Когда шаманка начала свой танец, Марьяна почувствовала, как чужая воля подняла ее руку и вонзила иглу в голову куклы. В отблесках огня она видела лицо бывшего мужа, холодное и неприязненное. И другое, ненавистное ей лицо, похожее на мраморного идола. Губы идола кривились надменной усмешкой. Шаманка прыгала вокруг костра, звенела бубном, то вскрикивала, то бормотала невнятные молитвы на чужом языке. Под это бормотанье Марьяна погружалась в гипнотическую дрему. И колола иголкой куклу — в пах, в живот, в пустое лицо.
— Волк, — закричала шаманка. — Волк!
Марьяну вновь охватил бездонный ужас, табурет зашатался под ней, она упала на колени. Наконец, бубен умолк.
— Духи сделали. Кто-то из вашей семьи умрет, — прохрипела шаманка и распласталась на снегу возле костра.
Татарин подошел к Марьяне, грубо взял куклу у нее из рук:
— Платите и уходите.
Светлана торопливо отдала ему приготовленные деньги. Они вышли за ворота. Света села за руль.
Собаки, сидевшие тихо во время ритуала, снова начали лаять и рваться с цепи. Марьяне казалось, она слышит их лай, даже когда машина далеко отъехала от села.
Огненный тигр
— Как нравится тебе, юноша, мой Сократ? Разве лицо его не прекрасно?
— Необыкновенно прекрасно, — отвечал я.
— А захоти он снять с себя одежды, ты и не заметил бы его лица — настолько весь облик его совершенен.
ПлатонНочью из окна такси Георгий Максимович успел увидеть многоэтажки вдоль трассы да темные припортовые улочки района Султан-Ахмет. Но утром в гостиничном номере поднял штору и застыл перед открывшейся ему картиной. Жестянки ржавых сухогрузов покачивались на молочно-голубой воде залива. Стамбул покрывал холмы, словно вытертый до основы измятый шелковый ковер, пронизанный штопальными иглами минаретов. Медленный рассвет раскалял купола, ветер трепал белье на балконах и сдувал туман с Босфора, словно остужал имбирный чай.
Георгий сразу пожалел, что этот город, потертый и расхлябанный, как расшитые бисером туфли, по какой-то причине оставался на обочине его путешествий. Казалось, бывшая столица мира обесценила былую славу, превратилась в дешевый рынок ширпотреба. Но прошлого не избыть ни человеку, ни городу. Тень огромного, хоть и обветшалого величия окутывала купола и минареты, клубилась над Галатским мостом. На секунду изнутри грудной клетки Георгий ощутил, что путь его не случайно прочерчен через Стамбул.
Володя в последний момент включил его консультантом в межправительственную делегацию переговорщиков — продвигали инфраструктурные проекты вокруг газового путепровода. Что и когда из намеченного состоится, пока было неясно, но «застолбить участки» хотелось всем. Глобальные экономические векторы сдвигались к югу, вопрос был лишь в том, как быстро будет развиваться процесс.

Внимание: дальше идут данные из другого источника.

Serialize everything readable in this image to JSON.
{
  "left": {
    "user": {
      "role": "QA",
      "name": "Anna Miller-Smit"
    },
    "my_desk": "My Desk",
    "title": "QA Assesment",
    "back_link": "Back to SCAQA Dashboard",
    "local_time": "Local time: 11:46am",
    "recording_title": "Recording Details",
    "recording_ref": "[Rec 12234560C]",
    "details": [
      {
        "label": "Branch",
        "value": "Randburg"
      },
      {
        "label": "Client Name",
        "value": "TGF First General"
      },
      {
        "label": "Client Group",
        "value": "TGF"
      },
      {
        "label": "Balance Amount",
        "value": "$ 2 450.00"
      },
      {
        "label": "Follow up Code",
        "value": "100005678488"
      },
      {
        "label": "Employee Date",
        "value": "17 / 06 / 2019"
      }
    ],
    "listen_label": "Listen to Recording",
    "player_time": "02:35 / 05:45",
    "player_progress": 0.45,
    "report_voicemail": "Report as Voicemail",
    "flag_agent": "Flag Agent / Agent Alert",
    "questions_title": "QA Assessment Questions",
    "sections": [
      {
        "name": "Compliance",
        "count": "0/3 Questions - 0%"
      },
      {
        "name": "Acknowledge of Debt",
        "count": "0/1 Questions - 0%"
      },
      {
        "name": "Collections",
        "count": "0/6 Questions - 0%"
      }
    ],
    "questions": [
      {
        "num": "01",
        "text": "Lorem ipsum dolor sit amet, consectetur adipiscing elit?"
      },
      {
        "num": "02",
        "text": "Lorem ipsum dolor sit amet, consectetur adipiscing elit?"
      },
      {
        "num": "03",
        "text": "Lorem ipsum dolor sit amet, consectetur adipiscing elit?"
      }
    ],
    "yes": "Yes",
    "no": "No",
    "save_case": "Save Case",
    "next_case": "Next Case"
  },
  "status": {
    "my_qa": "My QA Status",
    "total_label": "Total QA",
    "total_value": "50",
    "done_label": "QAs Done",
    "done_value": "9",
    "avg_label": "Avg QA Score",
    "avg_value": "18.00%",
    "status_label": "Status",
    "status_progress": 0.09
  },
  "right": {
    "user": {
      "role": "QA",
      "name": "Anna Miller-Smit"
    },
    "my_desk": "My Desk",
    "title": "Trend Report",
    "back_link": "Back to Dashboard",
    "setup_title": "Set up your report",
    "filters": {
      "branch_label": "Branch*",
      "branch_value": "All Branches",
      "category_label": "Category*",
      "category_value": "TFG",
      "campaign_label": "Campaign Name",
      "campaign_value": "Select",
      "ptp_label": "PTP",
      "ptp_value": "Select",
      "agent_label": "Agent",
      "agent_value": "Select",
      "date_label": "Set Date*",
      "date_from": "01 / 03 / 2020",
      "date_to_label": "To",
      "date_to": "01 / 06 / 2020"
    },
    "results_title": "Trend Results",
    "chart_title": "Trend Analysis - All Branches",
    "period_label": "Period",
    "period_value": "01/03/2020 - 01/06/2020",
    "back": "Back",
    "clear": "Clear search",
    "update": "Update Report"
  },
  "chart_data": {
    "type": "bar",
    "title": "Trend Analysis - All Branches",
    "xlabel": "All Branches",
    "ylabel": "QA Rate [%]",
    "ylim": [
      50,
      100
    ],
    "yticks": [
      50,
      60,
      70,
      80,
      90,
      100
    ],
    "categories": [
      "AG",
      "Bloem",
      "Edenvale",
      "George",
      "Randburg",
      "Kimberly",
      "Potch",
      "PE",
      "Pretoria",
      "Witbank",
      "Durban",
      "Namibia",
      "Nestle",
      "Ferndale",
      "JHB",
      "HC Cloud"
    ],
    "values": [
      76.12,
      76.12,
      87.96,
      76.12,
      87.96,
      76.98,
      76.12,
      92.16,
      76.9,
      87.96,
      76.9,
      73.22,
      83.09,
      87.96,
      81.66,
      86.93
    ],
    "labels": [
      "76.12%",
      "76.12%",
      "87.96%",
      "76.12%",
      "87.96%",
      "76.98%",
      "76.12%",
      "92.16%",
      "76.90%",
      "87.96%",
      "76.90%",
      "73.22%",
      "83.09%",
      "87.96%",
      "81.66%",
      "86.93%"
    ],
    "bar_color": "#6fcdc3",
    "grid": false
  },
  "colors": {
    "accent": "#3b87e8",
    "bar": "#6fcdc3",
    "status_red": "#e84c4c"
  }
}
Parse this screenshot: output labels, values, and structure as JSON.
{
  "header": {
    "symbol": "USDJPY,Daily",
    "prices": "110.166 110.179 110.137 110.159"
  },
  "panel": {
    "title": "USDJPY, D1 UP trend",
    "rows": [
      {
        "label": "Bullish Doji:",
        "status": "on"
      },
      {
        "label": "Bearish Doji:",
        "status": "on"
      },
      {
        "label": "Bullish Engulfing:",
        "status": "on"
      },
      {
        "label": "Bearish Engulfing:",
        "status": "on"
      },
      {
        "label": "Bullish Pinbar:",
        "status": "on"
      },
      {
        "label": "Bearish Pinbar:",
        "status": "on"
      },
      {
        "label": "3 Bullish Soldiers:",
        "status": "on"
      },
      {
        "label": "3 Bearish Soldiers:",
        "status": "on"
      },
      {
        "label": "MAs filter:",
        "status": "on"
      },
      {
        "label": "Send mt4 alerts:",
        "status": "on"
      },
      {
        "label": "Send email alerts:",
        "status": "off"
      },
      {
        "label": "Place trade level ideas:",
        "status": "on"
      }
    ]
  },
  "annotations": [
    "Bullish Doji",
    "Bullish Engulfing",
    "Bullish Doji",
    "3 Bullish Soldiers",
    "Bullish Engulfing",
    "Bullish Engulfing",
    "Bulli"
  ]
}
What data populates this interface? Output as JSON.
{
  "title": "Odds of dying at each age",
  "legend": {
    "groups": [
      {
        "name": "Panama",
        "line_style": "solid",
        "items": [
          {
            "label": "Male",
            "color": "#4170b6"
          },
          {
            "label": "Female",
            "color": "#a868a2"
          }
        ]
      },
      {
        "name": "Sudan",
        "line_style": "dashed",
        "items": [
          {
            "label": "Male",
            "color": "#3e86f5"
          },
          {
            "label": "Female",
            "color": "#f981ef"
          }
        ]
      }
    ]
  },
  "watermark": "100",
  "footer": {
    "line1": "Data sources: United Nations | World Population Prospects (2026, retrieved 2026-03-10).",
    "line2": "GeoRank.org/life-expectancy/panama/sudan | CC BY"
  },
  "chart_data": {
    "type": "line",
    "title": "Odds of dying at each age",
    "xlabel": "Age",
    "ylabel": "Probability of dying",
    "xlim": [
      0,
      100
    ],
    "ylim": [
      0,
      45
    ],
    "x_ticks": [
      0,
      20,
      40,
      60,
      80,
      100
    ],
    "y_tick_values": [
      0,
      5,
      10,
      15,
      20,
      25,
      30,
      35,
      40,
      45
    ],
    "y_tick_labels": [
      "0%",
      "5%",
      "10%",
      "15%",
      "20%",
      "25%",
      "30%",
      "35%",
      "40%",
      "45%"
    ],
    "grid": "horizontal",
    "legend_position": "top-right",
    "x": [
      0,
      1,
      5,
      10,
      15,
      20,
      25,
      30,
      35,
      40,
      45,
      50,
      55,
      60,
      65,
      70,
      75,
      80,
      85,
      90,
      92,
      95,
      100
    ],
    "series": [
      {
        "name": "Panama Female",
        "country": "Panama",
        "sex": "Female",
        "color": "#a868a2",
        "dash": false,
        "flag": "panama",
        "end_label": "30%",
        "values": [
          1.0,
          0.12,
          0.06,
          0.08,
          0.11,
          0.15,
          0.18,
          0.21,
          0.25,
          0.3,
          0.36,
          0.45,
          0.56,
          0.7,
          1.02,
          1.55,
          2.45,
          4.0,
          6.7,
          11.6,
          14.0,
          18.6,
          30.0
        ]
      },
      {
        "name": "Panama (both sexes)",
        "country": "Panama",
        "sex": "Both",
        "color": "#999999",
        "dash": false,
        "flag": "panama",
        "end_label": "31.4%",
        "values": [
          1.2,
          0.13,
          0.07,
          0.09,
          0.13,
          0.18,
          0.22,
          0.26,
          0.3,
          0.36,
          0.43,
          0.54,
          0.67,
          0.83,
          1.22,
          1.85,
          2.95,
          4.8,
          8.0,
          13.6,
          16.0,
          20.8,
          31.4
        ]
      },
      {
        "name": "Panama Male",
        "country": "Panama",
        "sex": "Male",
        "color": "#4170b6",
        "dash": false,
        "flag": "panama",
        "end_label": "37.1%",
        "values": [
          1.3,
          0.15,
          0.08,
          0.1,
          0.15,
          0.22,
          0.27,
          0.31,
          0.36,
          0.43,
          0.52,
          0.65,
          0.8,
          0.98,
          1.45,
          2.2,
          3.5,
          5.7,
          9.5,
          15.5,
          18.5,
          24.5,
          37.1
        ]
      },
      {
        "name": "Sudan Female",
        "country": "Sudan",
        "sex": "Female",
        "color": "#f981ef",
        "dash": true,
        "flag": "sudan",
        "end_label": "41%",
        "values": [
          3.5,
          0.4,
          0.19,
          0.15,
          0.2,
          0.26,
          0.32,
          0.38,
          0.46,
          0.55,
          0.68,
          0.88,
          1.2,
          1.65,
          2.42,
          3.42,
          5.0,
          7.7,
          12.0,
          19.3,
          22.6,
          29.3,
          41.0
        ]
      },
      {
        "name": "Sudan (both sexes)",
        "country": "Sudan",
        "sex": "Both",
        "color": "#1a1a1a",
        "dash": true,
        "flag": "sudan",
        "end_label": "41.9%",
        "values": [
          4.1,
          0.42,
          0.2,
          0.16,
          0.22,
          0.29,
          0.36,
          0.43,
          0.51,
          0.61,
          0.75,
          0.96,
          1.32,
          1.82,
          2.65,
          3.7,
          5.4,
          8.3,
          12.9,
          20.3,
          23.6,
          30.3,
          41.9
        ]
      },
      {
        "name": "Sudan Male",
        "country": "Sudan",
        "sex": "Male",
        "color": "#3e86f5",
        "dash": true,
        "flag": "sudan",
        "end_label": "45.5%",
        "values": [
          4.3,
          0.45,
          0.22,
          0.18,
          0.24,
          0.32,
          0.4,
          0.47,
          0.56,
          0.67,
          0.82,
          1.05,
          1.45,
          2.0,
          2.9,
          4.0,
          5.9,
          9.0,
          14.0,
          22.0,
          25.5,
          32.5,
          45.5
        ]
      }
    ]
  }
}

Личное состояние Георгия за полтора московских года приблизилось к той планке, которую он в молодости наметил как вершину. Теперь эта сумма уже не казалась столь значимой и в координатах мировой инфляции, и по его собственным меркам. Но с изменением масштаба цифр он стал иначе смотреть на многие вещи. Он согласовал с Володей новую структуру холдинга, обеспечивающую легальный ход финансовых потоков. Марков, Эрнест, Казимир держали рубеж обороны. Максим учился принимать решения сам. Вдобавок Георгий наконец придумал, как вытряхнуть в свой карман пару миллионов с номерных счетов Майкла Коваля.
Когда-то деньги означали для него власть над обстоятельствами, теперь служили залогом будущей свободы. Важно было знать, что он сможет, бросив все, уехать в любую точку мира, залечь на дно. При желании заняться каким-нибудь приятным и не особо хлопотным бизнесом, например перепродажей антиквариата. Или просто начать путешествовать, меняя страны и города. Деньги хранились в надежных акциях, на номерных счетах, в паевых фондах, и даже потеряв половину, он мог сохранить привычный уровень дохода. На случай своей внезапной смерти он позаботился о будущем близких ему людей.
Но пока шла война. Последние недели в Москве Георгий чувствовал себя как лобстер на тарелке неумелого едока. Его защитный панцирь пытались разломать и раздробить любым способом. Выемки документов, допросы, прямые угрозы, шантаж и подкуп преданных ему людей, прослушка телефонов, взлом компьютеров — Глеб Румянцев вел обстрел по всем позициям. Георгий бил в ответ. Устроил пресс-конференцию, слил журналистам порцию компромата. Дал понять, что может рассказать гораздо больше — с прицелом на Володю и прочих тяжеловесов. Война сделалась обыденностью, привычным пунктом в ежедневнике.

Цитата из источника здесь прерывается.